In the present study, we explored a total of 116 common DEGs comprising 27 up-regulated and 89 down-regulated DEGs. Then, DAVID together with KOBAS was used to analyze GO and KEGG pathways, and PPIs of these DEGs were visualized with Cytoscape. The PPI network complex of 78 nodes and 209 edges was constructed. According to the results of Cytotype MCODE, 15 up-regulated genes were identified from the PPI network complex. We found that CDK1, PRC1, NEK2, DTL, ANLN, PBK, RACGAP1, CDKN3, ECT2, HMMR, CCNB1, RRM2, BUB1B, TOP2A, and ASPM had a significantly worse survival rate and high expression in the HCC samples. Furthermore, KEGG pathway enrichment re-analysis results of the 15 selected genes indicated that CCNB1, CDK1, and RRM2 were significantly enriched in the p53 signaling pathway. In GSEA analysis, highly-expressed samples of three core genes were enriched in the p53 signaling pathway in the validation dataset.

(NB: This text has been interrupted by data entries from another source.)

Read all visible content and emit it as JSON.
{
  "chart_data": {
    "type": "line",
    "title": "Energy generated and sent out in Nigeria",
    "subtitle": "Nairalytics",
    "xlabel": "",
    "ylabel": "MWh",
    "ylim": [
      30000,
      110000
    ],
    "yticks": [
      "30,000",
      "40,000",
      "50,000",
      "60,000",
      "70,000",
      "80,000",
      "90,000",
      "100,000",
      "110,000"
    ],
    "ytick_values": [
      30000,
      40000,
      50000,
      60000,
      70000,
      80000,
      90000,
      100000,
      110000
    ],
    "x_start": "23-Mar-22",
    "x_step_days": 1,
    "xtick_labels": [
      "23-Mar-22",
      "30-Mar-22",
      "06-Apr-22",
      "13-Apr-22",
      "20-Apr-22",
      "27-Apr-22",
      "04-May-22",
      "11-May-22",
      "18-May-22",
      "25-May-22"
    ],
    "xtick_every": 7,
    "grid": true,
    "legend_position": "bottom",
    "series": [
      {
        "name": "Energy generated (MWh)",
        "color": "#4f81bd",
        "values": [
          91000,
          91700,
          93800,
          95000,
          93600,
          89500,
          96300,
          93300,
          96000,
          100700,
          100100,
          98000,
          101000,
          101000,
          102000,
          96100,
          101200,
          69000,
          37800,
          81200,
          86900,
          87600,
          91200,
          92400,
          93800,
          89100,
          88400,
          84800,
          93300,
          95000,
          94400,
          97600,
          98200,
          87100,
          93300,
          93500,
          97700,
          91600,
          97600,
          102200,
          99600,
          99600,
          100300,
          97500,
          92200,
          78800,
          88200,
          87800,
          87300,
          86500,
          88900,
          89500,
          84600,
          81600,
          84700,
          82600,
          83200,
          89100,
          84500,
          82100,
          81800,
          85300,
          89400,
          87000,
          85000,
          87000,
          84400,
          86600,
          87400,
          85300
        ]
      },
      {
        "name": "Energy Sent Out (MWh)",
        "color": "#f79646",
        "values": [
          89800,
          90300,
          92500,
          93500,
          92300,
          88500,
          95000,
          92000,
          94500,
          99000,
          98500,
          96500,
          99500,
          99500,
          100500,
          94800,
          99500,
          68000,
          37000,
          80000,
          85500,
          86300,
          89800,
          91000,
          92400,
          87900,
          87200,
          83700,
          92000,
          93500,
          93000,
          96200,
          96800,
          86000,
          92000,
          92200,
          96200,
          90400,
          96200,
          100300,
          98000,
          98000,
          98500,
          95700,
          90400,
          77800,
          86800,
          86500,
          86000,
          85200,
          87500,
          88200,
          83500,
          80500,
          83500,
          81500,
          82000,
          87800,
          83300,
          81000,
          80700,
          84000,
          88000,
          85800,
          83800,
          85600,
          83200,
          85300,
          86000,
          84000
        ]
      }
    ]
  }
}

Our bioinformatics analysis results predicted that CCNB1, CDK1, and RRM2 may be closely related to the development of HBV-related HCC. The verification results in liver cancer tissues and cells showed that expression of the core genes was higher than in the normal tissues and cells, while transfection of si-p53, and knockdown of p53 led to lower expression, indicating that three core genes in the p53 signaling pathway may play a significant role in the occurrence and development of HBV-related HCC. Finally, five lncRNA (NEAT1, MALAT1, XIST, AC021078.1, and SNHG16) were identified with close interactions by predicting the ceRNA network of the core genes.
CCNB1, G2/Mitotic-specific cyclin B1, was shown to play an important role in the occurrence and development of tumors. Mussnich reported that down-regulation of CCNB1 could reduce cell proliferation [34]. Zhao[35] reported that up-regulation of CCNB1 played a part in the pathology of pituitary adenomas in the cell cycle. CDK1, cyclin-dependent kinases A was suggested to play a role in the development of HCC. Some results strongly suggested that CDK1 acts as a tumor-specific mediator, affecting apoptin-induced cytotoxicity in HCC cells. CDK1 could be an important factor in cell division [36], and several CDK1 substrates, such as histone H1 and PI3K/AKT, play crucial roles in cell cycle modulation [37, 38]. RRM2 ribonucleotide reductase regulatory subunit M2, is one of the protein genes encoding ribonucleoreductase (RR) [39]. RRM2 can be used as a prognostic biomarker for a variety of cancer types, such as colon cancer, breast cancer [40–42], and overexpression of RRM2 also stimulates the migration, invasion, and proliferation of many other solid tumor cells. A previous study showed that RRM2 is directly regulated by p53 to supply nucleotides to repair damaged DNA [43]. A study also showed that p53R2-dependent DNA synthesis plays a pivotal role in cell survival by repairing damaged DNA in the nucleus and that dysfunction of this pathway might result in activation of p53-dependent apoptosis to eliminate dangerous cells[44]. Small-interfering RNA-mediated knockdown of RRM2 can depress HCC cell proliferation [45]. Furthermore, Lee [46] indicated that high expression of RRM2 could be a useful marker to predict early recurrence of HCC following curative hepatectomy.
Moreover, the p53 signaling pathway was a potent barrier for tumor progression and it plays important roles in hepatocarcinogenesis [47–50]. Tu[51] found that the activation of F-box and WD repeat domain-containing 7 (Fbxw7) via adenoviral delivery of p53 caused increased proteasomal degradation of cyclin E and c-Myc, thus recombinant human adenovirus-p53 injection could be a possible therapeutic agent for HCC.
Non-coding RNAs (ncRNAs), which cannot code proteins, were originally believed to be “junk RNAs” [52]. However, recently ncRNA was believed to play a vital role in HCC. Many of the lncRNAs were frequently dysregulated in both HBV-related HCC tissues and HBV-/HBx-expressing cell lines. Most studies mention the underlying mechanisms of lncRNAs in HCC progression are the alterations of lncRNA expression that may result in altered proliferative capacities and colony formation abilities of HCC cells. Some results suggested dysregulation of lncRNAs was related to migration, invasion, and metastasis of HCC cells by regulating the cell cycle, thus contributing to the proliferation of HCC cells [53–56]. In our study, NEAT1, MALAT1, XIST, AC021078.1, and SNHG16 were identified to have close interactions with three core genes from the CeRNA network, thus suggesting dynamic changes in these competing endogenous RNA activities and they may play important roles in regulating the expression and function of core genes associated with the occurrence and progression of HBV-HCC.